While U.S. office markets are showings signs of improvement, the U.S. multifamily housing markets are deteriorating, as the single family housing starts to rebound. In this scenario, we believe investors should go long Boston Properties (BXP) and short Equity Residential (EQR), both operating in the U.S. office REITs and U.S. multifamily REITs sector, respectively.
U.S. Office Markets:
U.S. office markets have shown an improvement despite the sluggish pace of the country's general economy. Countrywide office rentals are increasing, while vacancy rates have touched their lowest levels in three years. We believe the lack of construction of new office facilities has led to the improvement in the U.S. office space markets. Nationwide vacant office space came down from 17.2% in the second quarter to 17.1% in the third quarter of the current year. Nationwide asking rent climbed 21 basis points to $28.23 per square foot from the second quarter to the third quarter of the current year. Energy and technology companies, with a large presence in San Francisco, California, New York and Boston, are said to be driving much of the improvement in the U.S. office space.

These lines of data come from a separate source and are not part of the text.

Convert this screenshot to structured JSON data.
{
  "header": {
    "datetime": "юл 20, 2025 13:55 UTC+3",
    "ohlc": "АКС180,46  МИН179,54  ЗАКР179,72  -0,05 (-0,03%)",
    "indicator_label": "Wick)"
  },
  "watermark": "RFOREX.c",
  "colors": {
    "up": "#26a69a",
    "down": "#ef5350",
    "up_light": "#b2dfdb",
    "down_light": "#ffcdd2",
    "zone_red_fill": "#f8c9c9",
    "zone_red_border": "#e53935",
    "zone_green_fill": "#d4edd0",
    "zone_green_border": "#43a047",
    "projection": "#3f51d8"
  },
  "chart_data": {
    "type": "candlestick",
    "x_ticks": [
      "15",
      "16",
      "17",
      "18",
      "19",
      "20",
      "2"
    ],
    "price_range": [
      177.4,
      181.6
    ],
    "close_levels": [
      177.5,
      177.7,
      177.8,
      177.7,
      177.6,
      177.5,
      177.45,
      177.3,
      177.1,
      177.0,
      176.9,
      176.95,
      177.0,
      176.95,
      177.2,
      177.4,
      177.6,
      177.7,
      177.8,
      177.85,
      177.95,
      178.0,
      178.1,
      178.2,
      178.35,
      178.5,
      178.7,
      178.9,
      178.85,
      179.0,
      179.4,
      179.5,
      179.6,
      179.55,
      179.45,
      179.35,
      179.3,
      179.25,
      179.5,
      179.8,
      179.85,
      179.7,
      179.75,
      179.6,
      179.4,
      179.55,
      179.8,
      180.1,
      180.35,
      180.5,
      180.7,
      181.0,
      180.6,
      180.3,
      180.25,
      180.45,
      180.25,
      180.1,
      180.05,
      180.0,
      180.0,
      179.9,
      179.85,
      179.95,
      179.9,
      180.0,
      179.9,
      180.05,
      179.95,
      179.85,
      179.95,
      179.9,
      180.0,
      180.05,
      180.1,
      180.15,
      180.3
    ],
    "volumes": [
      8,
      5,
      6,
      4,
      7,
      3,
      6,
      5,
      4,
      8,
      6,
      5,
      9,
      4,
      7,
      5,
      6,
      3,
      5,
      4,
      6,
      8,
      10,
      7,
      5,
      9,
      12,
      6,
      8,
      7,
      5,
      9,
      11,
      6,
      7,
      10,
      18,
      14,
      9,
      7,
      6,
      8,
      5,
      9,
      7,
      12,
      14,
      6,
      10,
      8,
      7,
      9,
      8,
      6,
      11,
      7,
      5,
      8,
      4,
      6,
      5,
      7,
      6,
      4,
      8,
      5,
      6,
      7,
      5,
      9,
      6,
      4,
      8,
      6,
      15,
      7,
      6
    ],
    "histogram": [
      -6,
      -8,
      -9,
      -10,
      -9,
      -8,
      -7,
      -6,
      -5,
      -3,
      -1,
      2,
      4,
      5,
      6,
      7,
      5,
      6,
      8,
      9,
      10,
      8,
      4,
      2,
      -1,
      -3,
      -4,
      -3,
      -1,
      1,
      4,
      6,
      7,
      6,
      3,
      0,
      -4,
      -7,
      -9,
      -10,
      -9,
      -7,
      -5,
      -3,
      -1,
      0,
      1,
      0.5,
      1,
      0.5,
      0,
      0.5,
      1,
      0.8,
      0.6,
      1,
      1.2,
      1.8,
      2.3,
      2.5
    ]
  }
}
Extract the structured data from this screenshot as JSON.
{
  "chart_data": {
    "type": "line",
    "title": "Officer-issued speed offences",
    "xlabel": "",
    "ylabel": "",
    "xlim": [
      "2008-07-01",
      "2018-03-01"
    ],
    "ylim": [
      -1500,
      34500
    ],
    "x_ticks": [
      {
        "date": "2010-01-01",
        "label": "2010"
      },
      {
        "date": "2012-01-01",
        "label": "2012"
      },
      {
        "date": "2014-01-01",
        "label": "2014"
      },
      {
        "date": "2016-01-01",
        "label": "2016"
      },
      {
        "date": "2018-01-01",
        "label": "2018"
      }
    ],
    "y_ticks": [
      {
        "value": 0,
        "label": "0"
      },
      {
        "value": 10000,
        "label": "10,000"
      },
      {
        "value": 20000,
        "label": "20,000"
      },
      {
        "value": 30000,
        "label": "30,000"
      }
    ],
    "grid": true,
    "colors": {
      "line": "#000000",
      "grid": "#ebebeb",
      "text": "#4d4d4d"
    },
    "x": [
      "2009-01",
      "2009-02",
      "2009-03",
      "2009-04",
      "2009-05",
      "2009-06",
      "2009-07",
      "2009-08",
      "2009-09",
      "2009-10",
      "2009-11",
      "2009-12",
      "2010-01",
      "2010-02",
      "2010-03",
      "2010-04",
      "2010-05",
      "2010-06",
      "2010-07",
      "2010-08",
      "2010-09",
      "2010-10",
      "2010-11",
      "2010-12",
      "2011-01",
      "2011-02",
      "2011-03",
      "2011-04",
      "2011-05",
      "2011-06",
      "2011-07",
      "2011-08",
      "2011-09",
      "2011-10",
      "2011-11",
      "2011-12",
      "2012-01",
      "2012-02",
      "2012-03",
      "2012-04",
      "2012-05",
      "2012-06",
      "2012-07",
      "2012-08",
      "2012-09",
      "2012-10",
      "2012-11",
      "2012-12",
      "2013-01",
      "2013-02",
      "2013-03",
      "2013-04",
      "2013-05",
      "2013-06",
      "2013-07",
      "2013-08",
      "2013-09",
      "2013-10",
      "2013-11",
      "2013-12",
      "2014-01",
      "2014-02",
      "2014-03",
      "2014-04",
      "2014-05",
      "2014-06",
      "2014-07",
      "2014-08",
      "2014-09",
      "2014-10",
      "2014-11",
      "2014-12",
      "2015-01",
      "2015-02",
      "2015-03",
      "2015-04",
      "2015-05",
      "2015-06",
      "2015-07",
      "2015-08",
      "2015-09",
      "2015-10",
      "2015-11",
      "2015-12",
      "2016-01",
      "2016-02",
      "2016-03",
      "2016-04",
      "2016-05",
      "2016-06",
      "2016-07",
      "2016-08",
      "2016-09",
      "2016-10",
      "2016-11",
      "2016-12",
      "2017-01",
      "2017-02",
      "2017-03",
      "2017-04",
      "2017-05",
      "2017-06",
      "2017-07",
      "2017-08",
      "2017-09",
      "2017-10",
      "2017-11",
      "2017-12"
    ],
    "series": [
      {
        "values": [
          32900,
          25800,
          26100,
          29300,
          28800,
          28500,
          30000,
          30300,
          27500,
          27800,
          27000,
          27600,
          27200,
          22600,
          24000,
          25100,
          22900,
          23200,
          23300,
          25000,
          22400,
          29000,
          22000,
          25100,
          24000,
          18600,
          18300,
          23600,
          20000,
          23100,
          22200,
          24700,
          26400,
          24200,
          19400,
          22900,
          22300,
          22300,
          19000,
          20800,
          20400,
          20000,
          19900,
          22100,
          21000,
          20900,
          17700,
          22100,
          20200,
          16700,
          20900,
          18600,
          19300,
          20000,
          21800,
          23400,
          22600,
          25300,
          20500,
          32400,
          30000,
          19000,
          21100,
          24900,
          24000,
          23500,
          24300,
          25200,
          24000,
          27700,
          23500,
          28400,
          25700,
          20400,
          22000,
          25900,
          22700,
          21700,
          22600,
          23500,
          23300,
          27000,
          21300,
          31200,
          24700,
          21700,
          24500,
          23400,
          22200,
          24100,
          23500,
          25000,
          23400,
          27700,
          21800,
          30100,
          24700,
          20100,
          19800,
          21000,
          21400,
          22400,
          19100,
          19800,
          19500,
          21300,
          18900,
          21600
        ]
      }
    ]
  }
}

Compared to the historic average of 6.5 million square feet per year, office leasing in the San Francisco region totaled 4.5 million square feet during the first half of the current year. Office leasing has never been over 4 million since 2004. Office rents in the region have climbed 10.1% to $42.63 per square feet over the first half of the current year. Colliers International expects the rents to climb another 10% in 2013. Therefore, we believe the office REITs with exclusive or large presence in the region will benefit. We have identified Boston Properties to be one of the beneficiaries.
Boston Properties owns and operates office facilities largely in Boston, New York and the San Francisco regions. All three regions led the surge in office rents and decline in office vacancy rates. At the end of the second quarter, the company generated almost 37% of revenues from properties in Boston, followed by 26% and 11.6% from New York and the San Francisco regions, respectively.

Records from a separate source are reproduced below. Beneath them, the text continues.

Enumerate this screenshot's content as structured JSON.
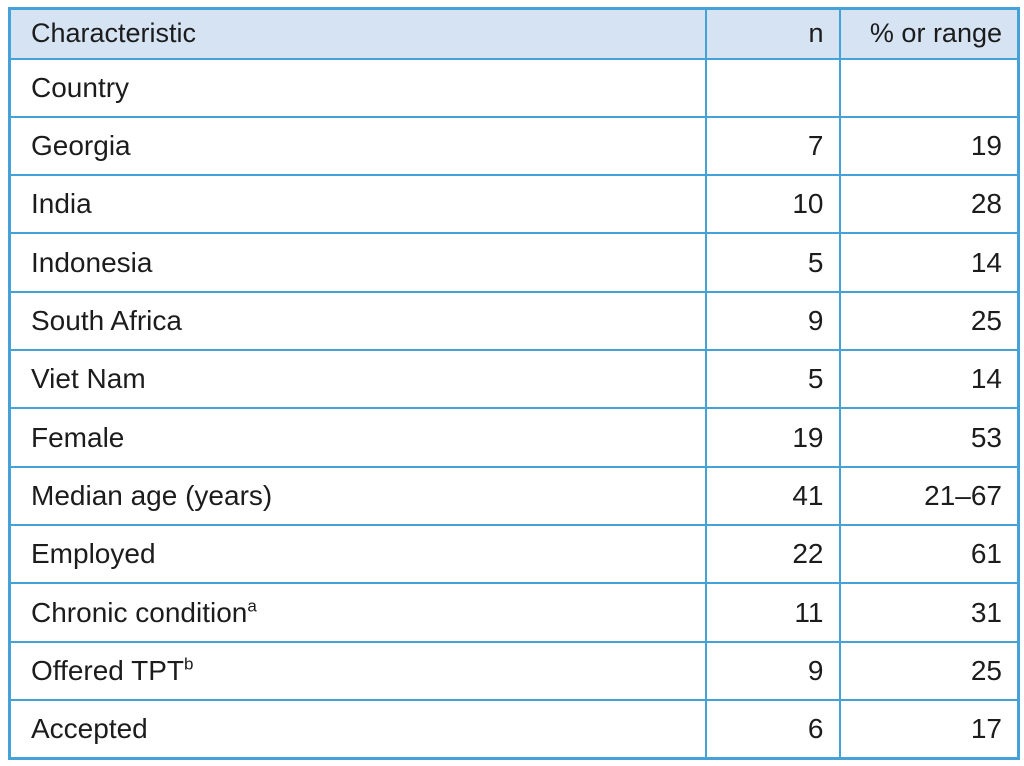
{
  "colors": {
    "border_blue": "#44a2d9",
    "header_background": "#d5e3f2",
    "text": "#1c1c1c"
  },
  "table": {
    "columns": {
      "characteristic": "Characteristic",
      "n": "n",
      "pct_or_range": "% or range"
    },
    "rows": [
      {
        "label": "Country",
        "sup": "",
        "n": "",
        "pct": ""
      },
      {
        "label": "Georgia",
        "sup": "",
        "n": "7",
        "pct": "19"
      },
      {
        "label": "India",
        "sup": "",
        "n": "10",
        "pct": "28"
      },
      {
        "label": "Indonesia",
        "sup": "",
        "n": "5",
        "pct": "14"
      },
      {
        "label": "South Africa",
        "sup": "",
        "n": "9",
        "pct": "25"
      },
      {
        "label": "Viet Nam",
        "sup": "",
        "n": "5",
        "pct": "14"
      },
      {
        "label": "Female",
        "sup": "",
        "n": "19",
        "pct": "53"
      },
      {
        "label": "Median age (years)",
        "sup": "",
        "n": "41",
        "pct": "21–67"
      },
      {
        "label": "Employed",
        "sup": "",
        "n": "22",
        "pct": "61"
      },
      {
        "label": "Chronic condition",
        "sup": "a",
        "n": "11",
        "pct": "31"
      },
      {
        "label": "Offered TPT",
        "sup": "b",
        "n": "9",
        "pct": "25"
      },
      {
        "label": "Accepted",
        "sup": "",
        "n": "6",
        "pct": "17"
      }
    ]
  }
}
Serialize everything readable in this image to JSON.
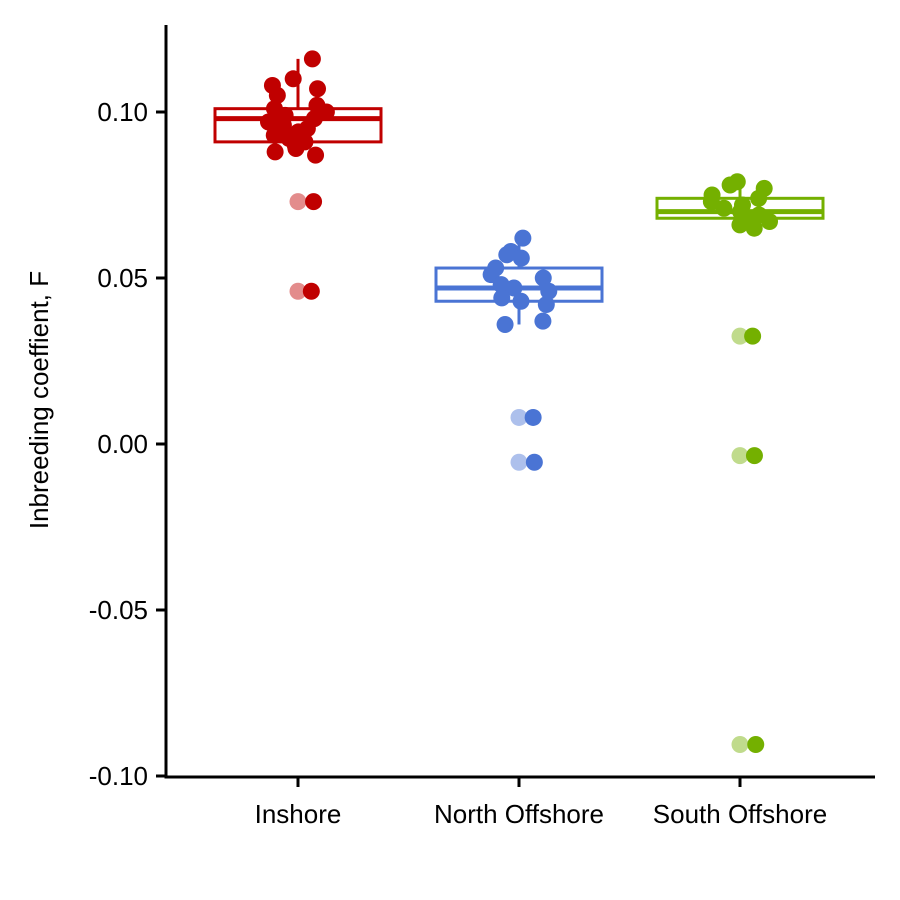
{
  "chart_data": {
    "type": "box",
    "title": "",
    "xlabel": "",
    "ylabel": "Inbreeding coeffient, F",
    "ylim": [
      -0.1,
      0.125
    ],
    "yticks": [
      "-0.10",
      "-0.05",
      "0.00",
      "0.05",
      "0.10"
    ],
    "ytick_values": [
      -0.1,
      -0.05,
      0.0,
      0.05,
      0.1
    ],
    "categories": [
      "Inshore",
      "North Offshore",
      "South Offshore"
    ],
    "grid": false,
    "legend": "none",
    "series": [
      {
        "category": "Inshore",
        "color": "#C00000",
        "box": {
          "q1": 0.091,
          "median": 0.098,
          "q3": 0.101,
          "whisker_low": 0.089,
          "whisker_high": 0.116
        },
        "points": [
          0.116,
          0.108,
          0.11,
          0.107,
          0.105,
          0.102,
          0.101,
          0.1,
          0.099,
          0.098,
          0.097,
          0.096,
          0.095,
          0.094,
          0.093,
          0.092,
          0.091,
          0.09,
          0.089,
          0.088,
          0.087,
          0.073,
          0.046
        ],
        "outliers": [
          0.073,
          0.046
        ]
      },
      {
        "category": "North Offshore",
        "color": "#4A74D4",
        "box": {
          "q1": 0.043,
          "median": 0.047,
          "q3": 0.053,
          "whisker_low": 0.036,
          "whisker_high": 0.062
        },
        "points": [
          0.062,
          0.058,
          0.057,
          0.056,
          0.053,
          0.051,
          0.05,
          0.048,
          0.047,
          0.046,
          0.044,
          0.043,
          0.042,
          0.037,
          0.036,
          0.008,
          -0.0055
        ],
        "outliers": [
          0.008,
          -0.0055
        ]
      },
      {
        "category": "South Offshore",
        "color": "#74B000",
        "box": {
          "q1": 0.068,
          "median": 0.07,
          "q3": 0.074,
          "whisker_low": 0.065,
          "whisker_high": 0.079
        },
        "points": [
          0.079,
          0.078,
          0.077,
          0.075,
          0.074,
          0.073,
          0.072,
          0.071,
          0.07,
          0.069,
          0.068,
          0.067,
          0.066,
          0.065,
          0.0325,
          -0.0035,
          -0.0905
        ],
        "outliers": [
          0.0325,
          -0.0035,
          -0.0905
        ]
      }
    ]
  }
}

BXP's stock has seen around 10% price appreciation since the beginning of the year, and trades at an FFO yield of 5.55%. We believe the company is well positioned to benefit from the improving U.S. office markets.
U.S. Multifamily Housing Markets:
The situation in the U.S. apartment or multifamily REITs markets is quite the opposite. As U.S. housing markets witness a rebound, the U.S. multifamily housing has witnessed a decline. Single family housing construction jumped 5.5% in the month of September 2012, which is the fasted since April 2010. Single family housing permits also increased 0.2%, the highest since March 2010. This has an inverse relation with multifamily housing.
Equity Residential :
Within the residential REITs sector of the U.S., Equity Residential operates as a large cap REIT with ownership development and management of high quality apartment properties. The company was also recently downgraded from neutral to sell by Goldman Sachs on lower return potential. Analysts at Goldman Sachs are of the view that the company has limited opportunity to advance its bottom line given the fundamentals in the U.S. multifamily housing markets. The stock that has seen over a 1% decline in its price since the beginning of the year, and is trading at an FFO yield of 4.5%. Therefore, we recommend our investors to short the stock on its poor earnings growth potential.
Disclosure: I have no positions in any stocks mentioned, and no plans to initiate any positions within the next 72 hours.